For your case however, the full OPE will be a bit more hairy since you have a mixing of the left and right (moving) sectors $\partial$ and $\overline{\partial}$, but the method I listed above still holds. The nice part is that since the two sectors do not talk to each other, you are free to the move the product of fields around with no worry of picking up an extra factor due to normal ordering (I think).

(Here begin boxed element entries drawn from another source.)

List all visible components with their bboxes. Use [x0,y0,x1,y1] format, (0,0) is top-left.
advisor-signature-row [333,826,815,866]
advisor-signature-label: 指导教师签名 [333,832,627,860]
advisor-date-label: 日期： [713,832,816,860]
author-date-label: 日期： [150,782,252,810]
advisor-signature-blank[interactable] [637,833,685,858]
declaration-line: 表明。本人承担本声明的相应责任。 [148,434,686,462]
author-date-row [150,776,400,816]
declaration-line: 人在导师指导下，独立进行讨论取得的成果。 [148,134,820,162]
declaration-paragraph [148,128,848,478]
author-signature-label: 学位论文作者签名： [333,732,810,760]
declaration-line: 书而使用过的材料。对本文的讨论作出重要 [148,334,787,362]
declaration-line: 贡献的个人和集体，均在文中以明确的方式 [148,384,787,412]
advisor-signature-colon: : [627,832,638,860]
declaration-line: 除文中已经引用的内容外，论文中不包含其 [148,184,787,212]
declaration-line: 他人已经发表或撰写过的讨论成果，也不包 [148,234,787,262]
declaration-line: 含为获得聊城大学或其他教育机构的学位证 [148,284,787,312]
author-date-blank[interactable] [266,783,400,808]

So, lets try to apply this to your scenario by looking at the first term of your EMT, $T_{z\overline{z}}\supset \frac{1}{2}\partial\phi\overline{\partial}\phi$. If $X = \partial\phi(w_1)\partial\phi(w_2)$ then we have to compute an OPE at 3 different locations. But lets think for a second, consider a very general expectation value \begin{equation} \langle :X^\nu \partial^k X^\mu(z_2,\overline{z}_2)\mathcal{O}_1(w_1)\cdots:\rangle = f_k(|w_i-z_2|,|w_i-w_j|) \end{equation} where $\cdots$ are insertions of some operators. The functional $f_k$ can be constrained due to the conformal invariance of the system namely $z\rightarrow \lambda z$ implying the operators transform as $\mathcal{O}\rightarrow \lambda^{-h}\mathcal{O}$ for conformal weight $h$ (and similar for $\tilde{h}$). Then the functional is \begin{equation} f_k\propto \prod_{i,j\neq i}|w_i - z_2|^{-(k+h_i)}|w_i - w_j|^{-(h_i-h_j)}g_k(w_i,z_2) \end{equation} where $g$ is some conformally invariant function and $k$ is the scaling dimension. We can then specialize to 3 operators at 3-different points, so $z_2,w_1,w_2$ (in my weird coordinates) from which you can see you will get 2 parts summed together that is the product of the 3-fields/operators present. So, going back to the first part of your EMT, I would expect it to behave as

\begin{align} \frac{1}{2}\partial\phi\overline{\partial}\phi\partial(z)\partial\phi(w_1)\partial\phi(w_2) & = \frac{1}{2}:\partial\phi\overline{\partial}\phi:(z)\partial\phi(w_1)\partial\phi(w_2)\\ & = \frac{\overline{\partial}\phi}{2}\left(\left[\partial\phi(z)\partial\phi(w_1)\right]\partial\phi(w_2) + \left[\partial\phi(z)\partial\phi(w_2)\right]\partial\phi(w_1)\right) \end{align} which from here you can plug in 2-derivatives of $-\frac{1}{2}\eta^{\mu\nu}\ln|z-w_i|$ (might have to re-introduce indices) where the first term will have $\partial_z\partial_{w_1}$ on it and the second term will have $\partial_z\partial_{w_2}$ on it. Notice that if you let $w_1 = w_2\rightarrow w$ then you get twice the answer. The answer to the above will then appear as \begin{equation} \frac{1}{2}\partial\phi\overline{\partial}\phi\partial(z)\partial\phi(w)\partial\phi(w)\sim \overline{\partial}\phi\left(\frac{1}{z-w}\partial\phi\partial\phi(w) + \frac{1}{|z-w|^2}\partial(\partial\phi\partial\phi(w))\right) \end{equation} You might be able to simplify this further using the equations of motion, which I think in your case is $\partial\overline{\partial}\phi = 0$. From here I hope you are able to prove your specific case of the War identity (and this has not just been me rambling). Cheers. (For reference: chapter 2 of Polchinski's string theory, volume 1).